他从家带来一整包杂嚼,递到黎川的座位上:“多谢黎兄提醒,这是谢礼。”

尽管他早就料到会有这一遭,但没有黎川的提醒,也不会如此精准的打在敌人的七寸要害之处。

让这场满怀恶意的风波,连一点波澜都没掀起来。

君子不食嗟来之食,黎川皱眉道:“我提醒璋弟并非为此。”

熟络起来后,尤其是有了互相讲学的习惯后,顾贤弟这个稍显疏远的称呼,就变成了更为亲近的璋弟。

顾璋才不惯着他这个臭毛病,毫不客气的坐下来,在他书案下的书箱中,找到最下面放杂物的那一层,找了个空当,放了进去。

顾璋道:“这是给你母亲的,又不是给你的,你可不能代替她拒绝。”

是黎川的母亲在做活的时候,早早听到了有人在传这个消息,特地告知黎川,让他来学堂给同窗带个话。

“行了,又摆这张严肃脸,不知道的还以为我给你几百两,让你做了什么违背良心的事。”顾璋玩笑道。

黎川无奈,“璋弟说笑了。”

“不过一句提醒罢了,哪里值得这般?”那一包若是卖的话,怕是能挣不少钱,他家怕是要挣好几天,实在是破费了。

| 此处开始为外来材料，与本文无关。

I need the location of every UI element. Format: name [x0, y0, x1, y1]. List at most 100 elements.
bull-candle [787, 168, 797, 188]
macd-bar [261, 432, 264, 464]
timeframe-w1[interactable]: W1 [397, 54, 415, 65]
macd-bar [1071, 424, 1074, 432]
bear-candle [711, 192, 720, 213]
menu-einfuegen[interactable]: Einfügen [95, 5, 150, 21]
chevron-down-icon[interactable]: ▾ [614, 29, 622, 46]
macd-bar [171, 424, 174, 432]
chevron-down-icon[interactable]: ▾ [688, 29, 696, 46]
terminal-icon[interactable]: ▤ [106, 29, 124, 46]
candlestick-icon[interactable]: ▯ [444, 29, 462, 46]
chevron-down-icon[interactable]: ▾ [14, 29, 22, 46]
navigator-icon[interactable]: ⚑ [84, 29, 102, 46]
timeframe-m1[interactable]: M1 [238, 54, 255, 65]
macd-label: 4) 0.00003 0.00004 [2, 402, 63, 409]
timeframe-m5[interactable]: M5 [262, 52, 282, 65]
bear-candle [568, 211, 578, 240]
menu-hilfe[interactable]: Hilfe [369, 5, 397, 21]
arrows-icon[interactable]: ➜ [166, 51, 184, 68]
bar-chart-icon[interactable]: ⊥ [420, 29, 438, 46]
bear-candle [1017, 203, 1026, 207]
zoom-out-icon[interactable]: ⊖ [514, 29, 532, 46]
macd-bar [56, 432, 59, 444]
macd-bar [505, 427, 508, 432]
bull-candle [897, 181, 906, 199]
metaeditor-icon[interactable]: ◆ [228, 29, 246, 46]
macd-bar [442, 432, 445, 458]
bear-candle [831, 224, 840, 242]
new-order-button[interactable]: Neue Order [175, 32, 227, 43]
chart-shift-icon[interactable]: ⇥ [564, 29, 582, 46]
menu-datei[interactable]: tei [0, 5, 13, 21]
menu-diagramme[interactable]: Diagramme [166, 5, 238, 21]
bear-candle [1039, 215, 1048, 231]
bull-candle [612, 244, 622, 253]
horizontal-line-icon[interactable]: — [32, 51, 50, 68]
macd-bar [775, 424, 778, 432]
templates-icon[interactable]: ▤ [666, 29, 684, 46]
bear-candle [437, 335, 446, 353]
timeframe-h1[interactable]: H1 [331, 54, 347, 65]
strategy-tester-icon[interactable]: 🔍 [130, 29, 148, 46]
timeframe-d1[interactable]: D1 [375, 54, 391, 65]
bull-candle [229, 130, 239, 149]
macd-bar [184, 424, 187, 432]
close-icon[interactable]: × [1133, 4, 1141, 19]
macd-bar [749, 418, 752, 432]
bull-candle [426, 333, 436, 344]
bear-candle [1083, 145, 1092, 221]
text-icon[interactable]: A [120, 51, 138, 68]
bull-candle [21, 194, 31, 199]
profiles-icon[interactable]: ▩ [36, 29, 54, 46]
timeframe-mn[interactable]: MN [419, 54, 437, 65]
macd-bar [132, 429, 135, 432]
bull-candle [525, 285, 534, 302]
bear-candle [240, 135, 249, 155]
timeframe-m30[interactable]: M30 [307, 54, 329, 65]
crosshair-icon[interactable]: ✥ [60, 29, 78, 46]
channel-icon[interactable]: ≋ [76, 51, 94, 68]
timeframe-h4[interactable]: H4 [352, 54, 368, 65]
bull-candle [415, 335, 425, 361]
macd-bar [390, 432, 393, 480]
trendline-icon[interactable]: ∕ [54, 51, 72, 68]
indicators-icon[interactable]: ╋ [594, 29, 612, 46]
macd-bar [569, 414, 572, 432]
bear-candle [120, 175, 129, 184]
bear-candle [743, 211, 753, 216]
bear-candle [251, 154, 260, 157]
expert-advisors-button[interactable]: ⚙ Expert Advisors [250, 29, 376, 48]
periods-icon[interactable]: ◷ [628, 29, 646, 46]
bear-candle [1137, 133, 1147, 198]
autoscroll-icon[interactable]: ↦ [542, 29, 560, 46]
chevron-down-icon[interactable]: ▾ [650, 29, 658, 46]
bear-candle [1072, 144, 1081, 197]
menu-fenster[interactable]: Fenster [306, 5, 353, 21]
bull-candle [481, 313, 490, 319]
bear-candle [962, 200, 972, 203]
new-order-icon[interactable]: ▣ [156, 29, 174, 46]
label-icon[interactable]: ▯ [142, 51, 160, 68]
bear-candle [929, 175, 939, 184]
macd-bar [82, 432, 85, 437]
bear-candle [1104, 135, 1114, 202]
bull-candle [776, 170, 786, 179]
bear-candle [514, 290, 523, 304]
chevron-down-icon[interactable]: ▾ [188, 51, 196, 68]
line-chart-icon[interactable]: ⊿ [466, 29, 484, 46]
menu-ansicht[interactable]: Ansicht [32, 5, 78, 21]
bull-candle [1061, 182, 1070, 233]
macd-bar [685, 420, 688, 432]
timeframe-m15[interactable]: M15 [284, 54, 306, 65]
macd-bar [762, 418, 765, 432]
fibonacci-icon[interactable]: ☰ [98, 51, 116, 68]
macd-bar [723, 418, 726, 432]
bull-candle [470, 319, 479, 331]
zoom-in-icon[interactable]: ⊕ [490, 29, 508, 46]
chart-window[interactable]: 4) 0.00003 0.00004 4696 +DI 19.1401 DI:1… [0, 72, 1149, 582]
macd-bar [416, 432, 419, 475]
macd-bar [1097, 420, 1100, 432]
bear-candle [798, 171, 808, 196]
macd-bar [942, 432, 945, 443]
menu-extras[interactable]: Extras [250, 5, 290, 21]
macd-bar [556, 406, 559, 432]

他新结的良友,什么都好,心胸广阔,又聪慧过人,甚至也不似他只会死读书,似乎有数不清的奇妙点子来挣钱。

就是这性子有些……不拘一格,手头又太松了些。

“你就说吧,你娘爱吃,我答谢她的谢礼,你因为那些狗屁道理不收,为了自己面子让娘吃苦,是不是不孝?”

黎川竟无言以对。

最终黎川还是说不过顾璋这个嘴皮子溜,还能理直气壮地摆一套套歪理的。

学院里交到了同窗好友,秋娘的铺子也走入正轨,顾家人就这么在府城顺利地扎根下来。

日子一日日的过。

只是时不时会担心在外奔波的顾大根和顾老爷子。

天气渐渐冷下来。

就在鹅毛大雪飘下来的那天,顾家院子的门被哐哐敲响。

敲得很重,带着点激动的力道。

问心学院已经放了假,顾璋得了信,知道他爹和爷爷这两日就会回来,也没去燕老那儿,而是留在家里温书习字。

听到敲门声,他推开门,瞧见门口的马车,高兴喊:“爹!”

听到他这道声音,在灶房里,收拾铺子里的工具的秋娘和王氏都跑出来。

看到晒得黝黑,脸上身上都带着奔波的灰土,却依旧咧着个嘴傻笑的顾大根,秋娘眼眶都有些发红。

顾老爷子也从马车上下来,去牵老妻的手,小心的给王氏抹掉下来泪水,背身避开孩子,小声哄道:“是不是为了我,又给菩萨许了好多座金身?”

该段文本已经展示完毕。